As centerpiece I've written a "Dirge," which opens with string harmonics evoking bells, followed by a solo for double bass. The bell-evocation recurs, and then all the basses take up the theme introduced by the solo bass. A measured "air," a slow cortege with a long lyrical line, proceeds against a "walking bass." This material grows in intensity and then dies away, followed by a contrapuntal passage, still elegiac but resolutely moving on. This procession is interrupted by little chorales, as if from afar, from another time and place. The final passages present a transformed version of the traditional Dies Irae.

The "Ballad" that follows is lyrical and romantic and song-like — a love note.

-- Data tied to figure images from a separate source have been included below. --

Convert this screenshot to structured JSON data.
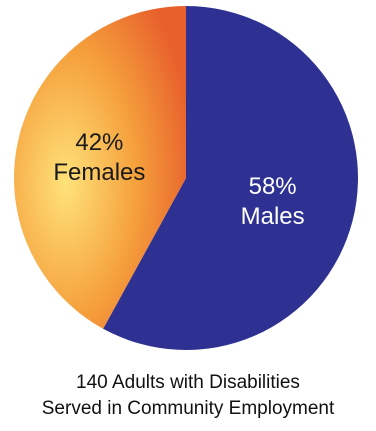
{
  "chart_data": {
    "type": "pie",
    "slices": [
      {
        "category": "Males",
        "value": 58,
        "label_pct": "58%",
        "label_name": "Males",
        "color": "#2E3192",
        "label_color": "#ffffff"
      },
      {
        "category": "Females",
        "value": 42,
        "label_pct": "42%",
        "label_name": "Females",
        "color": "#F7A93B",
        "gradient": [
          "#FFE27A",
          "#F09A3A",
          "#E8612C"
        ],
        "label_color": "#1a1a1a"
      }
    ],
    "start_angle_deg": 0,
    "direction": "clockwise",
    "caption_line1": "140 Adults with Disabilities",
    "caption_line2": "Served in Community Employment"
  }
}
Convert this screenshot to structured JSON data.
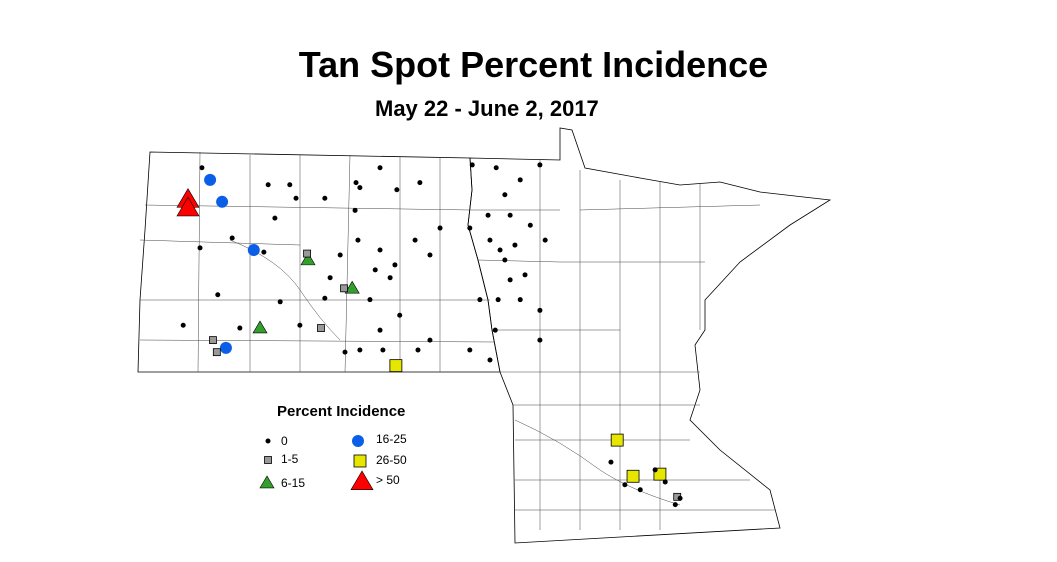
{
  "title": "Tan Spot Percent Incidence",
  "subtitle": "May 22 - June 2, 2017",
  "legend": {
    "title": "Percent Incidence",
    "items": [
      {
        "label": "0",
        "symbol": "dot",
        "color": "#000000"
      },
      {
        "label": "1-5",
        "symbol": "square",
        "color": "#999999"
      },
      {
        "label": "6-15",
        "symbol": "triangle",
        "color": "#33a02c"
      },
      {
        "label": "16-25",
        "symbol": "circle",
        "color": "#0a5fe6"
      },
      {
        "label": "26-50",
        "symbol": "square",
        "color": "#e6e600"
      },
      {
        "label": "> 50",
        "symbol": "triangle",
        "color": "#ff0000"
      }
    ]
  },
  "sites": [
    {
      "lon": -103.05,
      "lat": 48.37,
      "cat": 5
    },
    {
      "lon": -103.05,
      "lat": 48.25,
      "cat": 5
    },
    {
      "lon": -102.59,
      "lat": 48.65,
      "cat": 3
    },
    {
      "lon": -102.34,
      "lat": 48.34,
      "cat": 3
    },
    {
      "lon": -101.68,
      "lat": 47.66,
      "cat": 3
    },
    {
      "lon": -102.26,
      "lat": 46.28,
      "cat": 3
    },
    {
      "lon": -100.55,
      "lat": 47.52,
      "cat": 2
    },
    {
      "lon": -99.63,
      "lat": 47.12,
      "cat": 2
    },
    {
      "lon": -101.55,
      "lat": 46.56,
      "cat": 2
    },
    {
      "lon": -100.57,
      "lat": 47.61,
      "cat": 1
    },
    {
      "lon": -99.8,
      "lat": 47.12,
      "cat": 1
    },
    {
      "lon": -100.28,
      "lat": 46.56,
      "cat": 1
    },
    {
      "lon": -102.53,
      "lat": 46.39,
      "cat": 1
    },
    {
      "lon": -102.45,
      "lat": 46.22,
      "cat": 1
    },
    {
      "lon": -92.86,
      "lat": 44.18,
      "cat": 1
    },
    {
      "lon": -98.72,
      "lat": 46.03,
      "cat": 4
    },
    {
      "lon": -94.11,
      "lat": 44.98,
      "cat": 4
    },
    {
      "lon": -93.78,
      "lat": 44.47,
      "cat": 4
    },
    {
      "lon": -93.22,
      "lat": 44.5,
      "cat": 4
    },
    {
      "lon": -102.76,
      "lat": 48.82,
      "cat": 0
    },
    {
      "lon": -101.38,
      "lat": 48.58,
      "cat": 0
    },
    {
      "lon": -100.93,
      "lat": 48.58,
      "cat": 0
    },
    {
      "lon": -100.8,
      "lat": 48.39,
      "cat": 0
    },
    {
      "lon": -101.24,
      "lat": 48.11,
      "cat": 0
    },
    {
      "lon": -100.2,
      "lat": 48.39,
      "cat": 0
    },
    {
      "lon": -99.55,
      "lat": 48.61,
      "cat": 0
    },
    {
      "lon": -99.47,
      "lat": 48.54,
      "cat": 0
    },
    {
      "lon": -99.05,
      "lat": 48.82,
      "cat": 0
    },
    {
      "lon": -98.7,
      "lat": 48.51,
      "cat": 0
    },
    {
      "lon": -98.22,
      "lat": 48.61,
      "cat": 0
    },
    {
      "lon": -97.13,
      "lat": 48.86,
      "cat": 0
    },
    {
      "lon": -96.63,
      "lat": 48.82,
      "cat": 0
    },
    {
      "lon": -96.13,
      "lat": 48.65,
      "cat": 0
    },
    {
      "lon": -95.72,
      "lat": 48.86,
      "cat": 0
    },
    {
      "lon": -96.45,
      "lat": 48.44,
      "cat": 0
    },
    {
      "lon": -96.8,
      "lat": 48.15,
      "cat": 0
    },
    {
      "lon": -96.34,
      "lat": 48.15,
      "cat": 0
    },
    {
      "lon": -95.92,
      "lat": 48.01,
      "cat": 0
    },
    {
      "lon": -95.61,
      "lat": 47.8,
      "cat": 0
    },
    {
      "lon": -97.18,
      "lat": 47.97,
      "cat": 0
    },
    {
      "lon": -97.8,
      "lat": 47.97,
      "cat": 0
    },
    {
      "lon": -98.32,
      "lat": 47.8,
      "cat": 0
    },
    {
      "lon": -98.01,
      "lat": 47.59,
      "cat": 0
    },
    {
      "lon": -99.57,
      "lat": 48.22,
      "cat": 0
    },
    {
      "lon": -99.51,
      "lat": 47.8,
      "cat": 0
    },
    {
      "lon": -99.88,
      "lat": 47.59,
      "cat": 0
    },
    {
      "lon": -99.05,
      "lat": 47.66,
      "cat": 0
    },
    {
      "lon": -98.74,
      "lat": 47.45,
      "cat": 0
    },
    {
      "lon": -99.15,
      "lat": 47.38,
      "cat": 0
    },
    {
      "lon": -98.84,
      "lat": 47.27,
      "cat": 0
    },
    {
      "lon": -100.09,
      "lat": 47.27,
      "cat": 0
    },
    {
      "lon": -100.2,
      "lat": 46.98,
      "cat": 0
    },
    {
      "lon": -99.26,
      "lat": 46.96,
      "cat": 0
    },
    {
      "lon": -98.64,
      "lat": 46.74,
      "cat": 0
    },
    {
      "lon": -98.01,
      "lat": 46.39,
      "cat": 0
    },
    {
      "lon": -99.05,
      "lat": 46.53,
      "cat": 0
    },
    {
      "lon": -99.78,
      "lat": 46.22,
      "cat": 0
    },
    {
      "lon": -99.47,
      "lat": 46.25,
      "cat": 0
    },
    {
      "lon": -98.99,
      "lat": 46.25,
      "cat": 0
    },
    {
      "lon": -98.26,
      "lat": 46.25,
      "cat": 0
    },
    {
      "lon": -97.18,
      "lat": 46.25,
      "cat": 0
    },
    {
      "lon": -96.76,
      "lat": 46.11,
      "cat": 0
    },
    {
      "lon": -96.65,
      "lat": 46.53,
      "cat": 0
    },
    {
      "lon": -96.97,
      "lat": 46.96,
      "cat": 0
    },
    {
      "lon": -96.59,
      "lat": 46.96,
      "cat": 0
    },
    {
      "lon": -96.34,
      "lat": 47.24,
      "cat": 0
    },
    {
      "lon": -96.03,
      "lat": 47.31,
      "cat": 0
    },
    {
      "lon": -96.13,
      "lat": 46.96,
      "cat": 0
    },
    {
      "lon": -95.72,
      "lat": 46.81,
      "cat": 0
    },
    {
      "lon": -95.72,
      "lat": 46.39,
      "cat": 0
    },
    {
      "lon": -96.55,
      "lat": 47.66,
      "cat": 0
    },
    {
      "lon": -96.76,
      "lat": 47.8,
      "cat": 0
    },
    {
      "lon": -96.24,
      "lat": 47.73,
      "cat": 0
    },
    {
      "lon": -96.45,
      "lat": 47.52,
      "cat": 0
    },
    {
      "lon": -102.8,
      "lat": 47.69,
      "cat": 0
    },
    {
      "lon": -101.47,
      "lat": 47.63,
      "cat": 0
    },
    {
      "lon": -102.13,
      "lat": 47.83,
      "cat": 0
    },
    {
      "lon": -102.43,
      "lat": 47.03,
      "cat": 0
    },
    {
      "lon": -103.15,
      "lat": 46.6,
      "cat": 0
    },
    {
      "lon": -101.97,
      "lat": 46.56,
      "cat": 0
    },
    {
      "lon": -100.72,
      "lat": 46.6,
      "cat": 0
    },
    {
      "lon": -101.13,
      "lat": 46.93,
      "cat": 0
    },
    {
      "lon": -93.95,
      "lat": 44.35,
      "cat": 0
    },
    {
      "lon": -93.63,
      "lat": 44.28,
      "cat": 0
    },
    {
      "lon": -93.32,
      "lat": 44.56,
      "cat": 0
    },
    {
      "lon": -93.11,
      "lat": 44.39,
      "cat": 0
    },
    {
      "lon": -92.9,
      "lat": 44.07,
      "cat": 0
    },
    {
      "lon": -92.8,
      "lat": 44.16,
      "cat": 0
    },
    {
      "lon": -94.24,
      "lat": 44.67,
      "cat": 0
    }
  ]
}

"Strum" is the self-descriptive title of the final movement, a perpetual motion. Here the pizzicati are played not with each note cleanly plucked, but in a strumming way, rapidly across the strings. It starts very fast, with tremolo effects and lots of contrast, and takes off as a virtuoso and jubilant piece. Following a fugato played pianissimo at high speed, the piece accelerates to the end with a loud pizzicato snap.